An dieser Stelle möchte ich namens der CDU-Fraktion den unzähligen Bürgerinnen und Bürgern in unserem Land danken, die sich ehrenamtlich in Orchestern, Chören, Musikvereinen, Amateurtheatern etc. engagieren und das kulturelle Leben in ihren Gemeinden so unglaublich bereichern. Ohne ihren Einsatz wäre unser Zusammenleben um vieles ärmer.
Meine Damen und Herren der Regierungskoalition, in Zeiten der Finanznot muss man Prioritäten setzen. Man kann als Landesregierung auch zu der Erkenntnis kommen, dass das Kurpfälzische Kammerorchester keine Priorität hat. Wie Sie mit dem 60 Jahre alten Traditionsorchester umgesprungen sind, können wir nicht gutheißen.
Es ist immerhin das einzige Kulturprojekt in der Region Rhein-Neckar, das von den beiden Ländern RheinlandPfalz und Baden-Württemberg gemeinsam getragen wird. Im Juli 2011 wurde das Orchester vom Staatssekretär informiert, dass der Zuschuss, der bisher immer bei 179.000 Euro lag, auf 150.000 Euro reduziert wird, also um gut 16 %. Das kann man als notwendige Konsolidierungsmaßnahme akzeptieren.
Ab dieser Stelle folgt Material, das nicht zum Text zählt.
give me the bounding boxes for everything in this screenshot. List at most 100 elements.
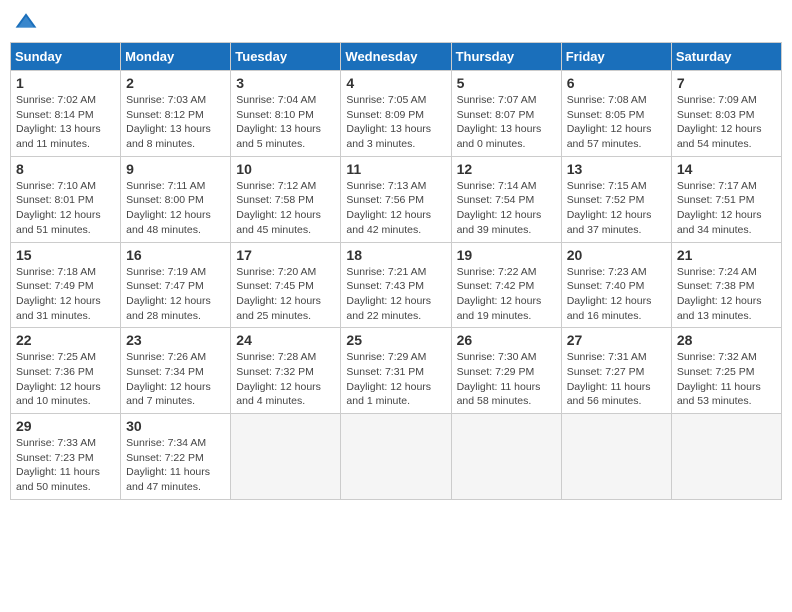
day-number: 4 xyxy=(346,75,445,91)
day-number: 9 xyxy=(126,161,225,177)
day-number: 8 xyxy=(16,161,115,177)
calendar-cell: 14 Sunrise: 7:17 AM Sunset: 7:51 PM Dayli… xyxy=(671,156,781,242)
day-info: Sunrise: 7:32 AM Sunset: 7:25 PM Dayligh… xyxy=(677,350,776,409)
calendar-cell: 23 Sunrise: 7:26 AM Sunset: 7:34 PM Dayli… xyxy=(121,328,231,414)
day-header-sunday: Sunday xyxy=(11,43,121,71)
calendar-cell: 2 Sunrise: 7:03 AM Sunset: 8:12 PM Daylig… xyxy=(121,71,231,157)
day-number: 23 xyxy=(126,332,225,348)
day-info: Sunrise: 7:11 AM Sunset: 8:00 PM Dayligh… xyxy=(126,179,225,238)
day-number: 18 xyxy=(346,247,445,263)
day-number: 6 xyxy=(567,75,666,91)
calendar-cell: 6Sunrise: 7:08 AM Sunset: 8:05 PM Daylig… xyxy=(561,71,671,157)
calendar-cell: 10Sunrise: 7:12 AM Sunset: 7:58 PM Dayli… xyxy=(231,156,341,242)
day-number: 16 xyxy=(126,247,225,263)
calendar-header-row: SundayMondayTuesdayWednesdayThursdayFrid… xyxy=(11,43,782,71)
day-number: 21 xyxy=(677,247,776,263)
day-info: Sunrise: 7:03 AM Sunset: 8:12 PM Dayligh… xyxy=(126,93,225,152)
logo-icon xyxy=(14,10,38,34)
day-header-saturday: Saturday xyxy=(671,43,781,71)
calendar-cell: 29 Sunrise: 7:33 AM Sunset: 7:23 PM Dayli… xyxy=(11,414,121,500)
logo xyxy=(14,10,42,34)
calendar-cell: 21 Sunrise: 7:24 AM Sunset: 7:38 PM Dayli… xyxy=(671,242,781,328)
day-info: Sunrise: 7:13 AM Sunset: 7:56 PM Dayligh… xyxy=(346,179,445,238)
day-info: Sunrise: 7:19 AM Sunset: 7:47 PM Dayligh… xyxy=(126,265,225,324)
day-info: Sunrise: 7:17 AM Sunset: 7:51 PM Dayligh… xyxy=(677,179,776,238)
day-info: Sunrise: 7:22 AM Sunset: 7:42 PM Dayligh… xyxy=(457,265,556,324)
day-number: 5 xyxy=(457,75,556,91)
calendar-cell: 4 Sunrise: 7:05 AM Sunset: 8:09 PM Daylig… xyxy=(341,71,451,157)
calendar-cell: 8 Sunrise: 7:10 AM Sunset: 8:01 PM Daylig… xyxy=(11,156,121,242)
calendar-cell: 18 Sunrise: 7:21 AM Sunset: 7:43 PM Dayli… xyxy=(341,242,451,328)
calendar-cell: 12 Sunrise: 7:14 AM Sunset: 7:54 PM Dayli… xyxy=(451,156,561,242)
calendar-cell: 15 Sunrise: 7:18 AM Sunset: 7:49 PM Dayli… xyxy=(11,242,121,328)
day-number: 12 xyxy=(457,161,556,177)
calendar-cell: 30Sunrise: 7:34 AM Sunset: 7:22 PM Dayli… xyxy=(121,414,231,500)
day-info: Sunrise: 7:29 AM Sunset: 7:31 PM Dayligh… xyxy=(346,350,445,409)
day-number: 13 xyxy=(567,161,666,177)
day-number: 14 xyxy=(677,161,776,177)
day-info: Sunrise: 7:24 AM Sunset: 7:38 PM Dayligh… xyxy=(677,265,776,324)
day-header-friday: Friday xyxy=(561,43,671,71)
day-info: Sunrise: 7:31 AM Sunset: 7:27 PM Dayligh… xyxy=(567,350,666,409)
day-info: Sunrise: 7:26 AM Sunset: 7:34 PM Dayligh… xyxy=(126,350,225,409)
day-number: 28 xyxy=(677,332,776,348)
day-info: Sunrise: 7:25 AM Sunset: 7:36 PM Dayligh… xyxy=(16,350,115,409)
calendar-week-row: 29 Sunrise: 7:33 AM Sunset: 7:23 PM Dayli… xyxy=(11,414,782,500)
day-number: 7 xyxy=(677,75,776,91)
calendar-cell: 9 Sunrise: 7:11 AM Sunset: 8:00 PM Daylig… xyxy=(121,156,231,242)
calendar-cell: 16 Sunrise: 7:19 AM Sunset: 7:47 PM Dayli… xyxy=(121,242,231,328)
calendar-cell: 24 Sunrise: 7:28 AM Sunset: 7:32 PM Dayli… xyxy=(231,328,341,414)
day-info: Sunrise: 7:05 AM Sunset: 8:09 PM Dayligh… xyxy=(346,93,445,152)
day-number: 19 xyxy=(457,247,556,263)
calendar-week-row: 8 Sunrise: 7:10 AM Sunset: 8:01 PM Daylig… xyxy=(11,156,782,242)
day-number: 27 xyxy=(567,332,666,348)
day-info: Sunrise: 7:07 AM Sunset: 8:07 PM Dayligh… xyxy=(457,93,556,152)
calendar-cell: 5 Sunrise: 7:07 AM Sunset: 8:07 PM Daylig… xyxy=(451,71,561,157)
day-info: Sunrise: 7:20 AM Sunset: 7:45 PM Dayligh… xyxy=(236,265,335,324)
calendar-cell: 20 Sunrise: 7:23 AM Sunset: 7:40 PM Dayli… xyxy=(561,242,671,328)
calendar-cell: 1 Sunrise: 7:02 AM Sunset: 8:14 PM Daylig… xyxy=(11,71,121,157)
day-number: 17 xyxy=(236,247,335,263)
calendar-cell: 27 Sunrise: 7:31 AM Sunset: 7:27 PM Dayli… xyxy=(561,328,671,414)
day-info: Sunrise: 7:30 AM Sunset: 7:29 PM Dayligh… xyxy=(457,350,556,409)
day-info: Sunrise: 7:28 AM Sunset: 7:32 PM Dayligh… xyxy=(236,350,335,409)
calendar-cell xyxy=(341,414,451,500)
day-info: Sunrise: 7:04 AM Sunset: 8:10 PM Dayligh… xyxy=(236,93,335,152)
day-number: 1 xyxy=(16,75,115,91)
calendar-cell: 28 Sunrise: 7:32 AM Sunset: 7:25 PM Dayli… xyxy=(671,328,781,414)
day-info: Sunrise: 7:23 AM Sunset: 7:40 PM Dayligh… xyxy=(567,265,666,324)
day-number: 22 xyxy=(16,332,115,348)
day-info: Sunrise: 7:10 AM Sunset: 8:01 PM Dayligh… xyxy=(16,179,115,238)
calendar-cell: 22 Sunrise: 7:25 AM Sunset: 7:36 PM Dayli… xyxy=(11,328,121,414)
calendar-cell xyxy=(231,414,341,500)
day-info: Sunrise: 7:12 AM Sunset: 7:58 PM Dayligh… xyxy=(236,179,335,238)
day-info: Sunrise: 7:21 AM Sunset: 7:43 PM Dayligh… xyxy=(346,265,445,324)
day-header-wednesday: Wednesday xyxy=(341,43,451,71)
calendar-cell xyxy=(671,414,781,500)
day-number: 15 xyxy=(16,247,115,263)
day-info: Sunrise: 7:34 AM Sunset: 7:22 PM Dayligh… xyxy=(126,436,225,495)
day-number: 3 xyxy=(236,75,335,91)
day-info: Sunrise: 7:33 AM Sunset: 7:23 PM Dayligh… xyxy=(16,436,115,495)
day-header-monday: Monday xyxy=(121,43,231,71)
calendar-cell: 11 Sunrise: 7:13 AM Sunset: 7:56 PM Dayli… xyxy=(341,156,451,242)
day-number: 24 xyxy=(236,332,335,348)
day-number: 26 xyxy=(457,332,556,348)
day-number: 29 xyxy=(16,418,115,434)
day-header-tuesday: Tuesday xyxy=(231,43,341,71)
day-info: Sunrise: 7:14 AM Sunset: 7:54 PM Dayligh… xyxy=(457,179,556,238)
calendar-cell xyxy=(451,414,561,500)
day-header-thursday: Thursday xyxy=(451,43,561,71)
day-info: Sunrise: 7:15 AM Sunset: 7:52 PM Dayligh… xyxy=(567,179,666,238)
calendar-cell: 19 Sunrise: 7:22 AM Sunset: 7:42 PM Dayli… xyxy=(451,242,561,328)
day-number: 11 xyxy=(346,161,445,177)
day-info: Sunrise: 7:09 AM Sunset: 8:03 PM Dayligh… xyxy=(677,93,776,152)
calendar-cell xyxy=(561,414,671,500)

Kurze Zeit darauf verkündet das Land aber ohne Rücksprache mit den anderen Zuschussgebern, zu denen auch die Stadt Mannheim, die Stadt Ludwigshafen und der Bezirksverband Pfalz gehören, bis zum Jahr 2015 sukzessive die Förderung einzustellen. Die Existenz dieses Orchesters ist somit massiv bedroht. Immerhin gehen dort auch Arbeitsplätze verloren. Außerdem wird es durch Hartz-IV-Bedürfnisse auch wieder zu Kosten für das Land kommen.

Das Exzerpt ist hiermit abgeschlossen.